Global work to bring about justice, sustainability, and development suffers from a lack of understanding by researchers and officials (for example, district planners, investors, lawmakers, and environmentalists) about what the values are that matter most to local groups and communities. What would happen if local shared values could be stated, authenticated, and communicated? What tools would help communities, like remote villagers and city neighbourhood volunteers, produce a framework of statements so clear that they could be used as proto-indicators?
‘WeValue InSitu’ is a new method that takes local communities through a ‘crystallization’ process whereby their lived values are made more explicit through specially designed cycles of meaning-making dialogic activity. Within 90-150 minutes, the group can articulate the shared values of most importance to their lives and to organize them into a Framework, providing a Narrative to be used to introduce it to outsiders. This approach works with any communities of practice, drawing out their shared tacit knowledge and transposing it to explicit. It has been demonstrated in 15 countries, in contexts ranging from villages to multinational corporations to slums.

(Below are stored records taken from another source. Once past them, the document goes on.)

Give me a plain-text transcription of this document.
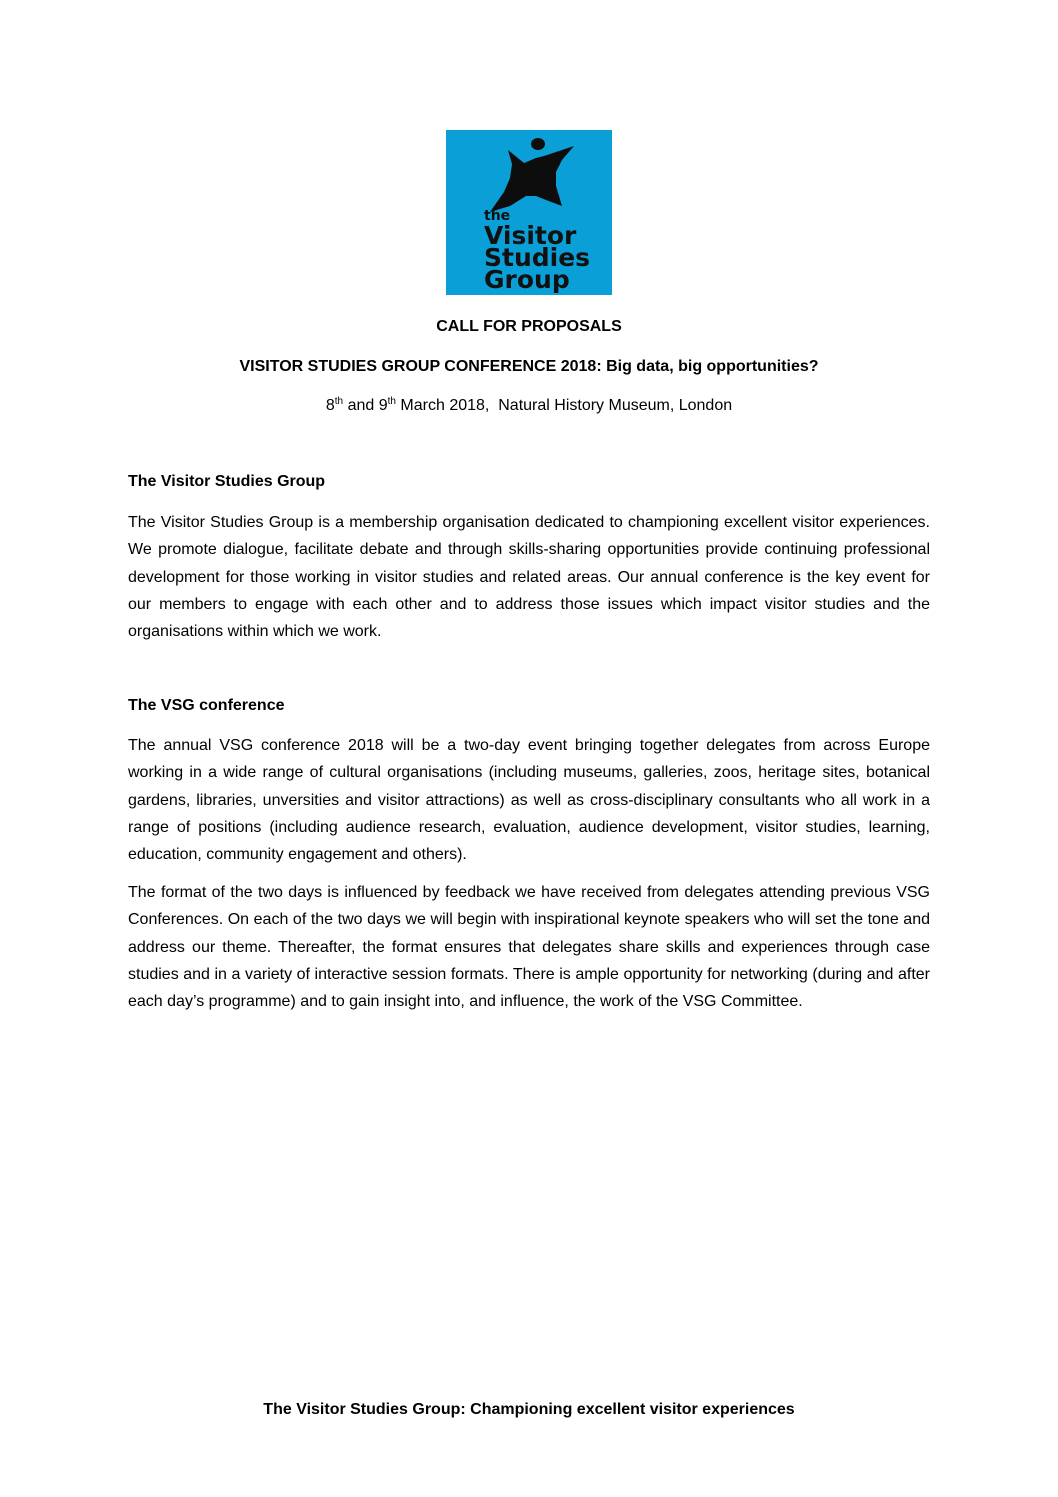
the
Visitor
Studies
Group
CALL FOR PROPOSALS
VISITOR STUDIES GROUP CONFERENCE 2018: Big data, big opportunities?
8th and 9th March 2018,  Natural History Museum, London
The Visitor Studies Group

The Visitor Studies Group is a membership organisation dedicated to championing excellent visitor experiences. We promote dialogue, facilitate debate and through skills-sharing opportunities provide continuing professional development for those working in visitor studies and related areas. Our annual conference is the key event for our members to engage with each other and to address those issues which impact visitor studies and the organisations within which we work.

The VSG conference

The annual VSG conference 2018 will be a two-day event bringing together delegates from across Europe working in a wide range of cultural organisations (including museums, galleries, zoos, heritage sites, botanical gardens, libraries, unversities and visitor attractions) as well as cross-disciplinary consultants who all work in a range of positions (including audience research, evaluation, audience development, visitor studies, learning, education, community engagement and others).

The format of the two days is influenced by feedback we have received from delegates attending previous VSG Conferences. On each of the two days we will begin with inspirational keynote speakers who will set the tone and address our theme. Thereafter, the format ensures that delegates share skills and experiences through case studies and in a variety of interactive session formats. There is ample opportunity for networking (during and after each day’s programme) and to gain insight into, and influence, the work of the VSG Committee.

The Visitor Studies Group: Championing excellent visitor experiences
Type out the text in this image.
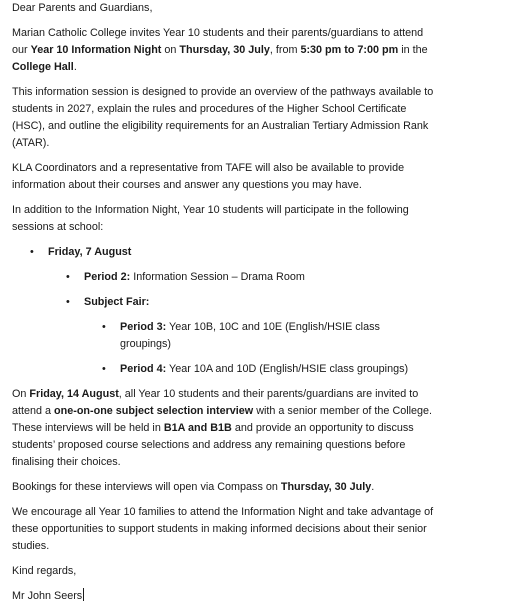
Dear Parents and Guardians,

Marian Catholic College invites Year 10 students and their parents/guardians to attend our Year 10 Information Night on Thursday, 30 July, from 5:30 pm to 7:00 pm in the College Hall.

This information session is designed to provide an overview of the pathways available to students in 2027, explain the rules and procedures of the Higher School Certificate (HSC), and outline the eligibility requirements for an Australian Tertiary Admission Rank (ATAR).

KLA Coordinators and a representative from TAFE will also be available to provide information about their courses and answer any questions you may have.

In addition to the Information Night, Year 10 students will participate in the following sessions at school:

•	Friday, 7 August
•	Period 2: Information Session – Drama Room
•	Subject Fair:
•	Period 3: Year 10B, 10C and 10E (English/HSIE class groupings)
•	Period 4: Year 10A and 10D (English/HSIE class groupings)

On Friday, 14 August, all Year 10 students and their parents/guardians are invited to attend a one-on-one subject selection interview with a senior member of the College. These interviews will be held in B1A and B1B and provide an opportunity to discuss students’ proposed course selections and address any remaining questions before finalising their choices.

Bookings for these interviews will open via Compass on Thursday, 30 July.

We encourage all Year 10 families to attend the Information Night and take advantage of these opportunities to support students in making informed decisions about their senior studies.

Kind regards,

Mr John Seers
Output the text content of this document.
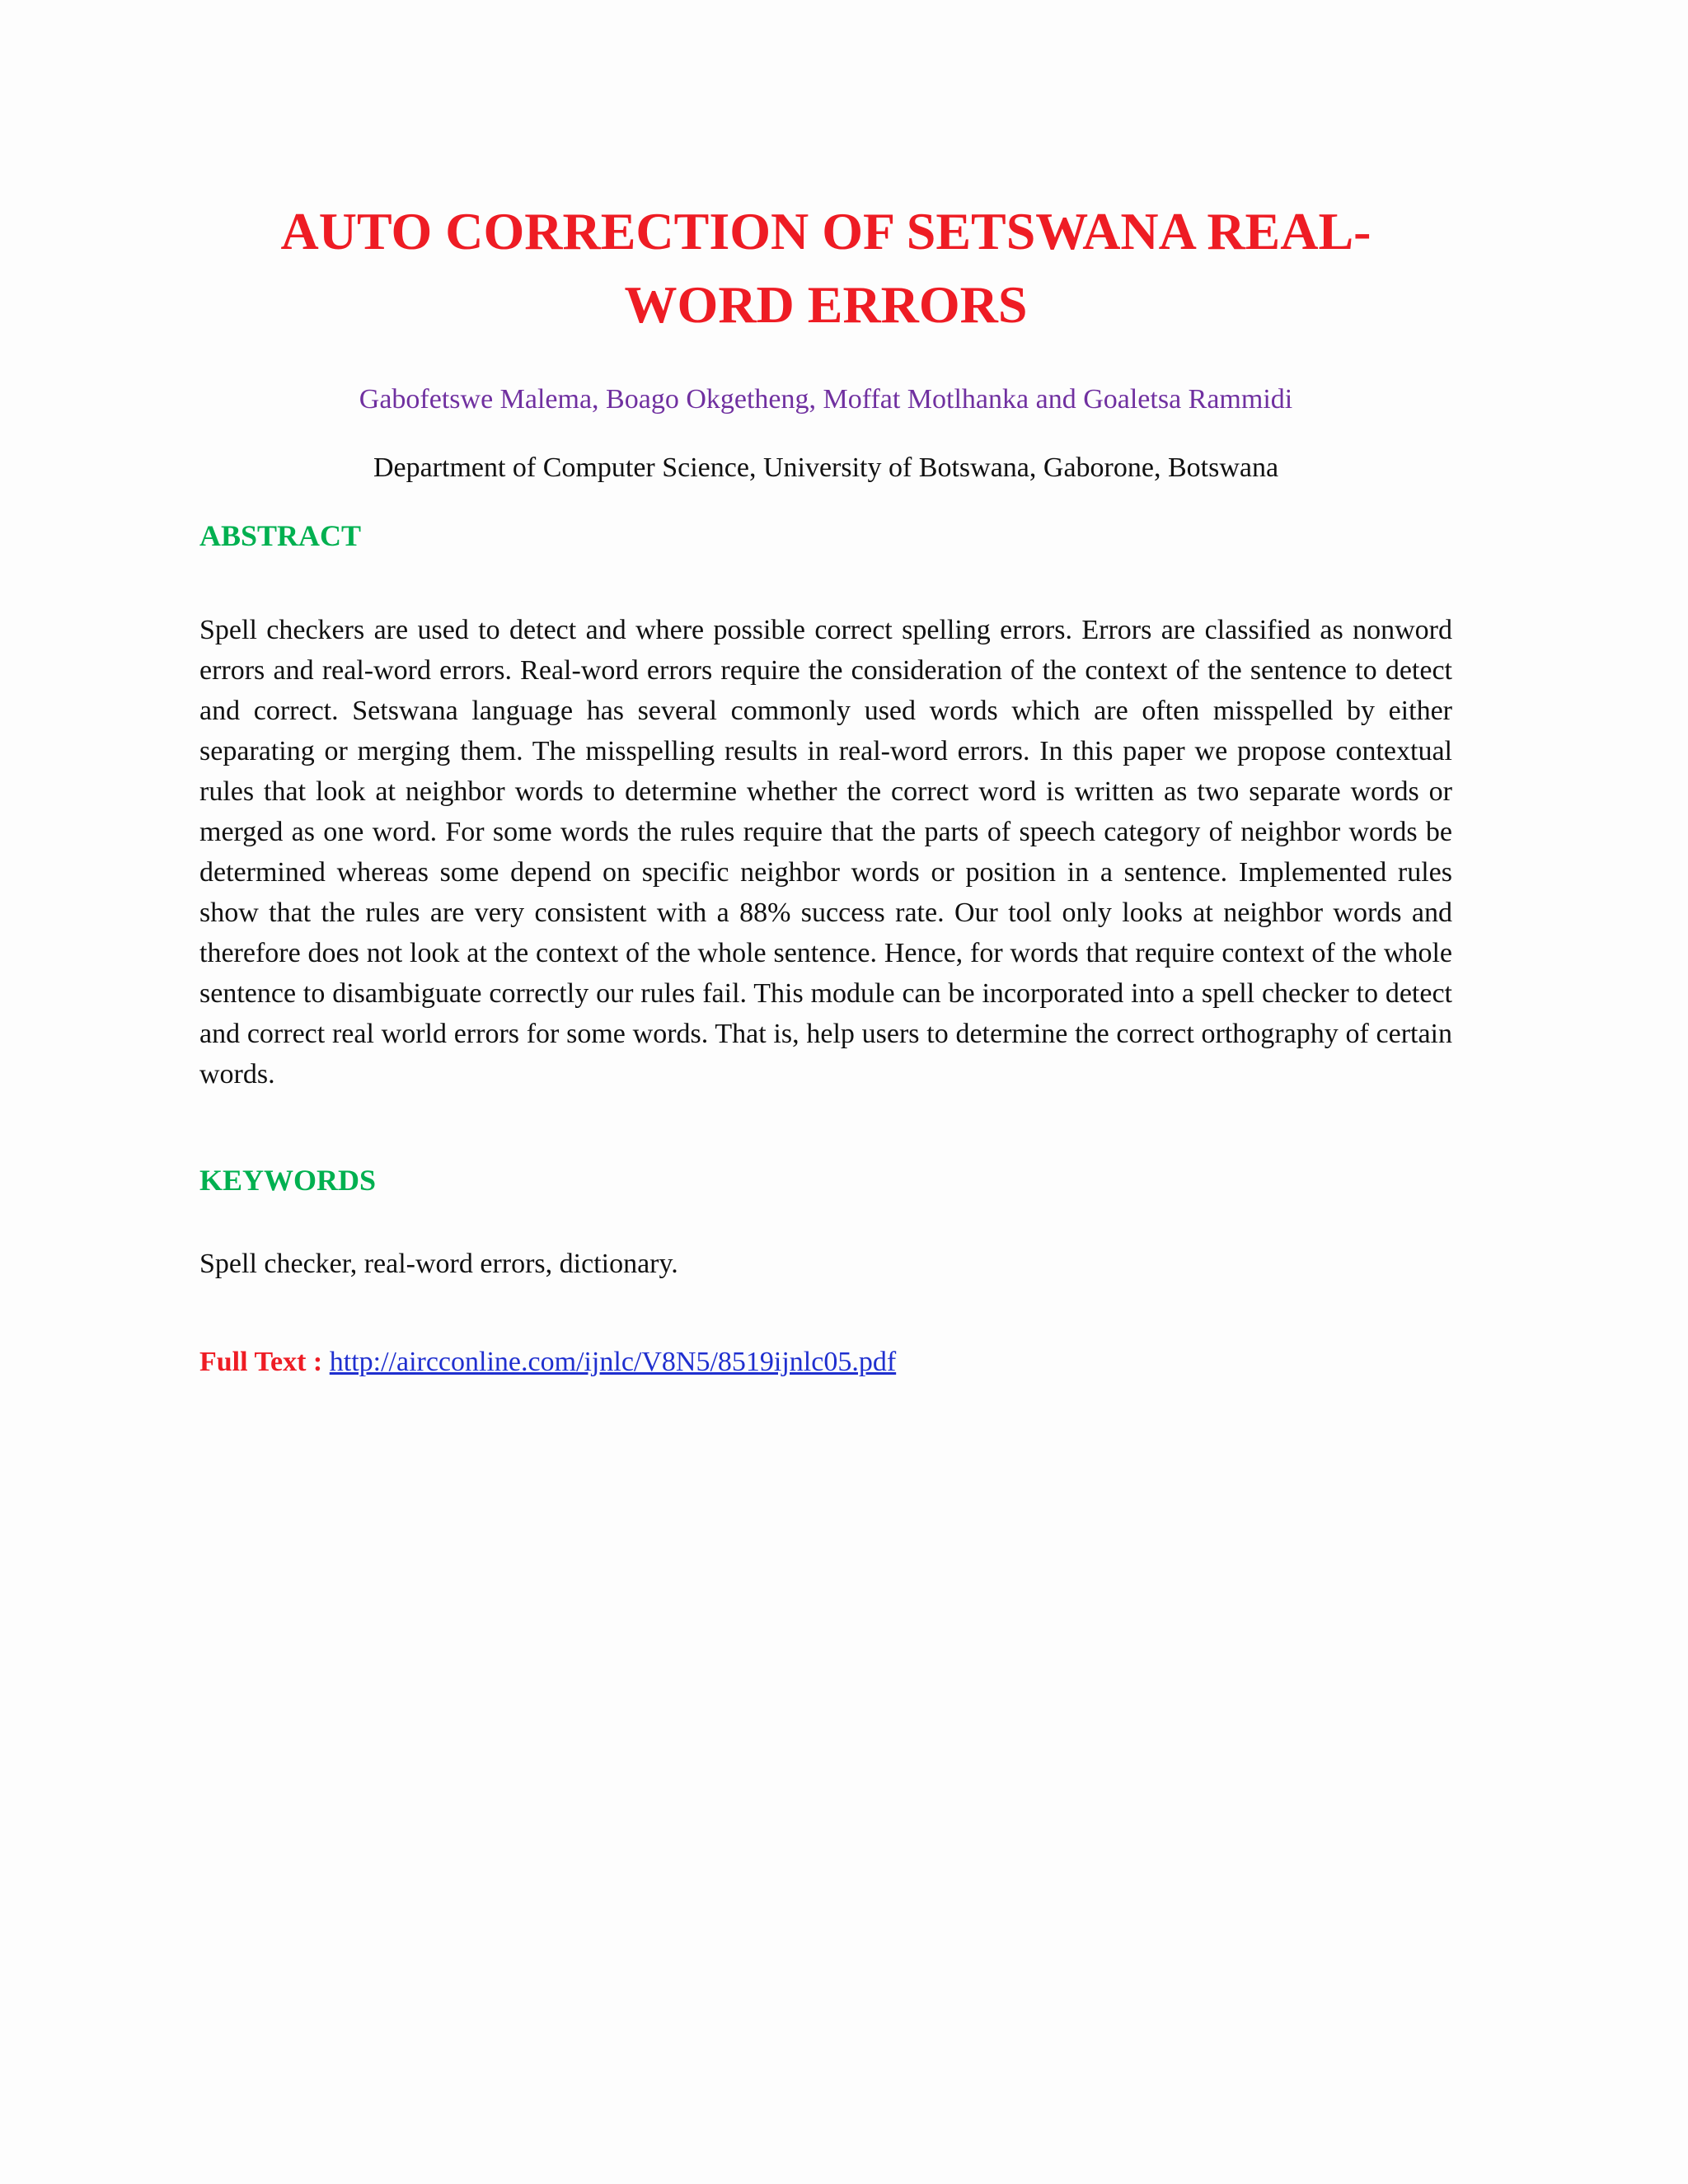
AUTO CORRECTION OF SETSWANA REAL-
WORD ERRORS

Gabofetswe Malema, Boago Okgetheng, Moffat Motlhanka and Goaletsa Rammidi

Department of Computer Science, University of Botswana, Gaborone, Botswana

ABSTRACT

Spell checkers are used to detect and where possible correct spelling errors. Errors are classified as nonword errors and real-word errors. Real-word errors require the consideration of the context of the sentence to detect and correct. Setswana language has several commonly used words which are often misspelled by either separating or merging them. The misspelling results in real-word errors. In this paper we propose contextual rules that look at neighbor words to determine whether the correct word is written as two separate words or merged as one word. For some words the rules require that the parts of speech category of neighbor words be determined whereas some depend on specific neighbor words or position in a sentence. Implemented rules show that the rules are very consistent with a 88% success rate. Our tool only looks at neighbor words and therefore does not look at the context of the whole sentence. Hence, for words that require context of the whole sentence to disambiguate correctly our rules fail. This module can be incorporated into a spell checker to detect and correct real world errors for some words. That is, help users to determine the correct orthography of certain words.

KEYWORDS

Spell checker, real-word errors, dictionary.

Full Text : http://aircconline.com/ijnlc/V8N5/8519ijnlc05.pdf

This rich, idiosyncratic data provides a group ‘portrait’, and several together can be synthesised to produce culturally shared Values representing themes of what is meaningful, worthwhile and valuable to people in a locality. These can be sufficiently concise to be used as indicators for input into localised decision-making tools, evaluation tools; ranking and rating proposals for local development or informing more acceptable design for plans. There will be time to ask questions and explore related ideas. This event is part-funded by the Office of Global Partnerships of Fudan University.
About out speaker
Marie Harder is a Distinguished Professor at Fudan University in China and a part-time pPofessor at the University of Brighton, UK. She is Co-Investigator on the UKRI GCRF Interdisciplinary Hub, “Action Against Stunting” and is theme lead in a MOST-China project on urban climate change in China and Vienna. She is also a theme lead on a current UKRI project on Infrastructure investment in UK coastal towns – all of which use local shared values to inform them. Her initial training was in nuclear physics. Marie has eight active doctorate researchers working on WeValue InSitu shared values research. Marie was the lead Coordinator of the EU research project ESDinds, which conceived the early WeValue concept, designed to help Civil Societies decide what they wanted to be evaluated more fairly through action research. She has written extensively on different developments and applications of WeValue.
About our host
Professor Claire Heffernan’s is Director of LIDC and Principle Investigator of the UKRI GCRF Action Against Stunting Hub. Her work at focuses on facilitating interdisciplinary research across LIDC’s University of London member institutions and INGO to addresses critical challenges in international development. Claire’s particular areas of expertise include the application of interdisciplinary research within the global development sphere and solutions-based research. Her research interests range from the impacts of climate change on food security, nutrition and health, to the behavioural drivers of resilience and adaption and the rise in antimicrobial resistance across the Global South. As Principal Investigator of the Action Against Stunting Hub Claire is responsible for delivering the overall deliverables of the Hub in partnership with the Co-PI and Central Hub team as well as leading the work of the Citizen Science component of the Hub.